How Much Money Does an Authorised Person Make in a Month?

5 mins read
by Angel One

The trend of people turning to the authorised person profession has been on the rise. The profession by itself can be highly profitable as several new investors arise every day. An authorised person essentially is an intermediate person between the stockbroker and the client. Several individuals consider becoming an authorised person as it would require low investment and also has great support from the stockbroker. It also provides a chance for the individual to build their own brand.

Before plunging into the authorised person stream, many consider the expenses involved along with the return of investment that they can expect. Typically, the return of investment for an authorised person would not only depend on their performance but also their expertise. But, on average, let us have a look at how much an authorised person can make in a month.

4 Ways to Calculate authorised person Monthly Revenue

There are different ways to calculate how much an authorised person can gain as revenue in a month. Typically, an authorised person will earn a particular percentage as commission from every transaction that their client makes. Ultimately, this commission depends on the brokerage fee charged by the stockbroker. However, there are 4 main ways in which the brokerage of the stockbroker is calculated. By understanding how the brokerage of a stockbroker is calculated, the revenue of an authorised person can be understood.

  1. Percentage Method

With the percentage method, the amount of revenue that an authorised person earns and gets to take home is determined as a percentage of a certain total amount. In this method of revenue calculation, a certain percentage is decided between the client and the authorised person. For instance, consider a client to have a trading account with ABC trading company. The client decides to buy 100 shares in a particular company.

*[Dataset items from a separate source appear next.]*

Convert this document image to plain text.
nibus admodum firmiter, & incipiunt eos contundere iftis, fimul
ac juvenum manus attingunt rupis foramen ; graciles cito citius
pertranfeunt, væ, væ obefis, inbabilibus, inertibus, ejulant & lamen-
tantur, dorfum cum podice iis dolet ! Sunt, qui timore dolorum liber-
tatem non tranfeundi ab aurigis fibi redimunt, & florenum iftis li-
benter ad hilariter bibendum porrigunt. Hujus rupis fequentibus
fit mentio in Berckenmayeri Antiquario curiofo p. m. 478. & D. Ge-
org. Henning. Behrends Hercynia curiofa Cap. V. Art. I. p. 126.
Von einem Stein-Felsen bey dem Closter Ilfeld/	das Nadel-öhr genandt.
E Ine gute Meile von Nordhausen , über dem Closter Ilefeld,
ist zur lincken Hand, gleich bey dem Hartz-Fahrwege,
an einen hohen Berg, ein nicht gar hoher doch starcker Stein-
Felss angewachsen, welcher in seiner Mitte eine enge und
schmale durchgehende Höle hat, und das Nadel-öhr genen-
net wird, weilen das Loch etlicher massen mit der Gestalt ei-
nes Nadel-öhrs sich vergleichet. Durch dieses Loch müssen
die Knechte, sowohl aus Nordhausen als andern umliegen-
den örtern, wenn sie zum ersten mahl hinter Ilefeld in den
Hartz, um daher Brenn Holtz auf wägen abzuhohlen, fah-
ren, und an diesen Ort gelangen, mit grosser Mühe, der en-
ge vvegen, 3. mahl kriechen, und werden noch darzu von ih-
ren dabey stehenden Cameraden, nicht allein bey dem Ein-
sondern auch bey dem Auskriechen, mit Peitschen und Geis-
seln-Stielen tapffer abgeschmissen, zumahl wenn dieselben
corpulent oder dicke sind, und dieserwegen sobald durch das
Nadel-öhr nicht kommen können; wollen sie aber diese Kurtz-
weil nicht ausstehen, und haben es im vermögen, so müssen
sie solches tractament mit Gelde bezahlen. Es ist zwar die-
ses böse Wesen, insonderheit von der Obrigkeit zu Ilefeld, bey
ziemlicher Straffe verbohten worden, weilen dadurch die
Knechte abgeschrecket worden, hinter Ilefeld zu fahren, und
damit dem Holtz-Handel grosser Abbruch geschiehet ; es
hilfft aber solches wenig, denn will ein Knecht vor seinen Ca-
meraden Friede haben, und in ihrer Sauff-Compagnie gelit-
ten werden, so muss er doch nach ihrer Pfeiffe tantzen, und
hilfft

The price of one share in that company is Rs. 200. So, the capital that the client has to invest is Rs. 20,000. Let us now consider the brokerage charge of ABC trading company to be 0.2%. With such a brokerage, 0.2% of the capital that has been invested by the client will be charged. So, essentially, 0.2% of 20,000 that amounts to Rs. 40 will be charged as a brokerage fee by ABC trading company. The authorised person further earns a set percentage that has been decided between the authorised person and the stockbroker.

  1. Fixed Brokerage for Lump-Sum Method

Contrary to the percentage method, this method fixes a certain amount that will be charged by the broker irrespective of the capital or the number of trades or transactions made by the user. In the percentage method, the amount that the stockbroker gets is not dependent on many variables. Being independent of such variables is one of the benefits of the lump-sum method. This method has more stability of income as it provides a fixed lump-sum amount irrespective of the situation or circumstances.

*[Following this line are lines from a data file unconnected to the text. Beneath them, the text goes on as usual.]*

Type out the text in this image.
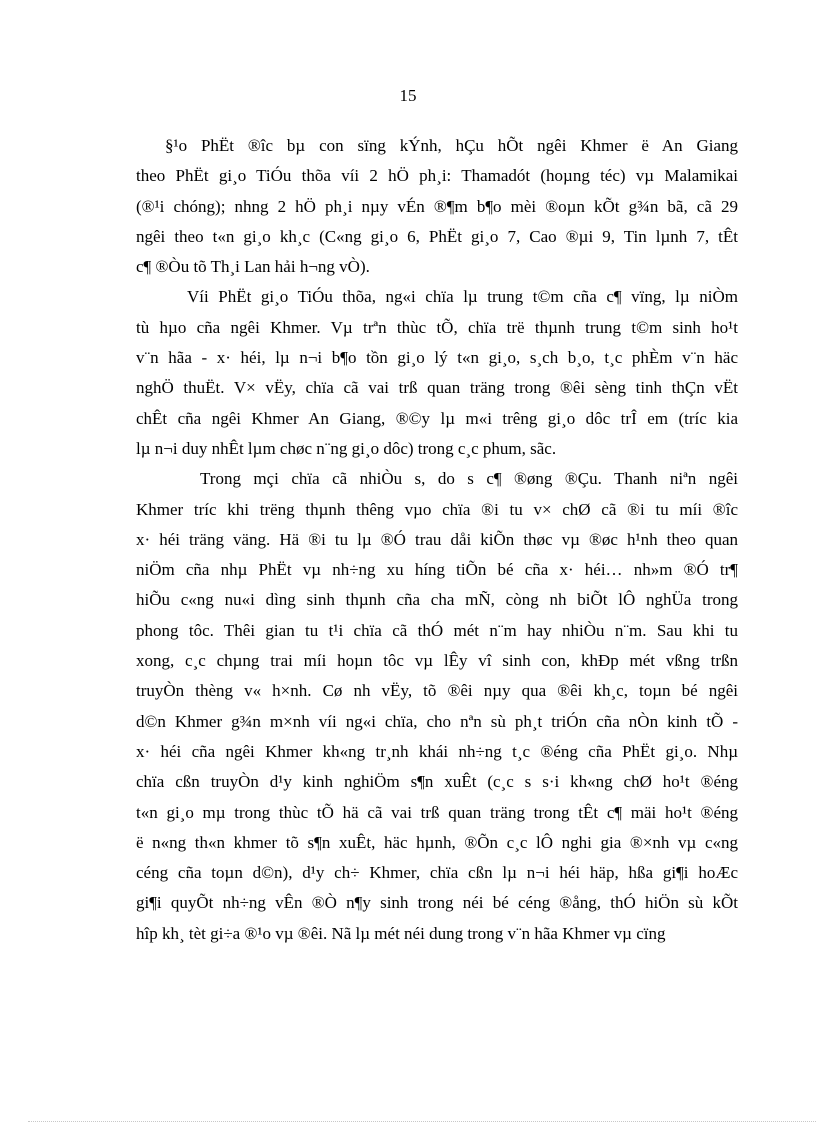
15
§¹o PhËt ®îc bµ con sïng kÝnh, hÇu hÕt ngêi Khmer ë An Giang
theo PhËt gi¸o TiÓu thõa víi 2 hÖ ph¸i: Thamadót (hoµng téc) vµ Malamikai
(®¹i chóng); nhng 2 hÖ ph¸i nµy vÉn ®¶m b¶o mèi ®oµn kÕt g¾n bã, cã 29
ngêi theo t«n gi¸o kh¸c (C«ng gi¸o 6, PhËt gi¸o 7, Cao ®µi 9, Tin lµnh 7, tÊt
c¶ ®Òu tõ Th¸i Lan hải h¬ng vÒ).
Víi PhËt gi¸o TiÓu thõa, ng«i chïa lµ trung t©m cña c¶ vïng, lµ niÒm
tù hµo cña ngêi Khmer. Vµ trªn thùc tÕ, chïa trë thµnh trung t©m sinh ho¹t
v¨n hãa - x· héi, lµ n¬i b¶o tồn gi¸o lý t«n gi¸o, s¸ch b¸o, t¸c phÈm v¨n häc
nghÖ thuËt. V× vËy, chïa cã vai trß quan träng trong ®êi sèng tinh thÇn vËt
chÊt cña ngêi Khmer An Giang, ®©y lµ m«i trêng gi¸o dôc trÎ em (tríc kia
lµ n¬i duy nhÊt lµm chøc n¨ng gi¸o dôc) trong c¸c phum, sãc.
Trong mçi chïa cã nhiÒu s, do s c¶ ®øng ®Çu. Thanh niªn ngêi
Khmer tríc khi trëng thµnh thêng vµo chïa ®i tu v× chØ cã ®i tu míi ®îc
x· héi träng väng. Hä ®i tu lµ ®Ó trau dåi kiÕn thøc vµ ®øc h¹nh theo quan
niÖm cña nhµ PhËt vµ nh÷ng xu híng tiÕn bé cña x· héi… nh»m ®Ó tr¶
hiÕu c«ng nu«i dìng sinh thµnh cña cha mÑ, còng nh biÕt lÔ nghÜa trong
phong tôc. Thêi gian tu t¹i chïa cã thÓ mét n¨m hay nhiÒu n¨m. Sau khi tu
xong, c¸c chµng trai míi hoµn tôc vµ lÊy vî sinh con, khÐp mét vßng trßn
truyÒn thèng v« h×nh. Cø nh vËy, tõ ®êi nµy qua ®êi kh¸c, toµn bé ngêi
d©n Khmer g¾n m×nh víi ng«i chïa, cho nªn sù ph¸t triÓn cña nÒn kinh tÕ -
x· héi cña ngêi Khmer kh«ng tr¸nh khái nh÷ng t¸c ®éng cña PhËt gi¸o. Nhµ
chïa cßn truyÒn d¹y kinh nghiÖm s¶n xuÊt (c¸c s s·i kh«ng chØ ho¹t ®éng
t«n gi¸o mµ trong thùc tÕ hä cã vai trß quan träng trong tÊt c¶ mäi ho¹t ®éng
ë n«ng th«n khmer tõ s¶n xuÊt, häc hµnh, ®Õn c¸c lÔ nghi gia ®×nh vµ c«ng
céng cña toµn d©n), d¹y ch÷ Khmer, chïa cßn lµ n¬i héi häp, hßa gi¶i hoÆc
gi¶i quyÕt nh÷ng vÊn ®Ò n¶y sinh trong néi bé céng ®ång, thÓ hiÖn sù kÕt
hîp kh¸ tèt gi÷a ®¹o vµ ®êi. Nã lµ mét néi dung trong v¨n hãa Khmer vµ cïng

For example, consider that a client opens a Demat account with ABC brokerage. In the case of the lump-sum method, the broker would inform the client in advance about the fixed brokerage amount that will be charged. Let’s say that the broker fixes Rs. 50 as a brokerage amount. In that case, irrespective of the value of turnover or the number of trades that the client takes up, the client has to pay an amount of Rs. 50.

  1. Combination of Percentage-Based and Lump-Sum Methods

This method, as the name says, uses a combination of the percentage method and the lump-sum method. According to this method, the percentage method will be applicable up until a certain threshold of turnover. Beyond that threshold of turnover, the lump-sum method would be used. In the percentage method, a certain percentage of the total capital invested or used by the client is charged as the brokerage fee. With the lump-sum method, a fixed amount is charged as the brokerage fee irrespective of the capital used or the number of trades.

For example, consider the total turnover to be Rs. 10,00,000 and consider the threshold value to be Rs. 1,00,000. According to this combination method, a brokerage will be charged based on the lump-sum method up to Rs. 1,00,000. On the remaining amount of Rs. 9,00,000 (Rs.10,00,000- Rs.1,00,000), the percentage basis will be used.

  1. Fixed Price Brokerage

This method is where a broker charges a certain fixed amount for a trade irrespective of the turnover or the number of trades. For instance, some brokers charge a flat amount per trade as brokerage charges. For instance, the brokerage per order can be Rs. 10 or Rs.20.

Now, the contract between a stockbroker and an authorised person involves a certain percentage of shares such as a 40% or a 60% commission from the brokerage charges to be transferred to the authorised person.


The amount earned by the authorised person is a commission from the brokerage charges charged by the stockbroker. The authorised person cannot directly charge a commission from their clients.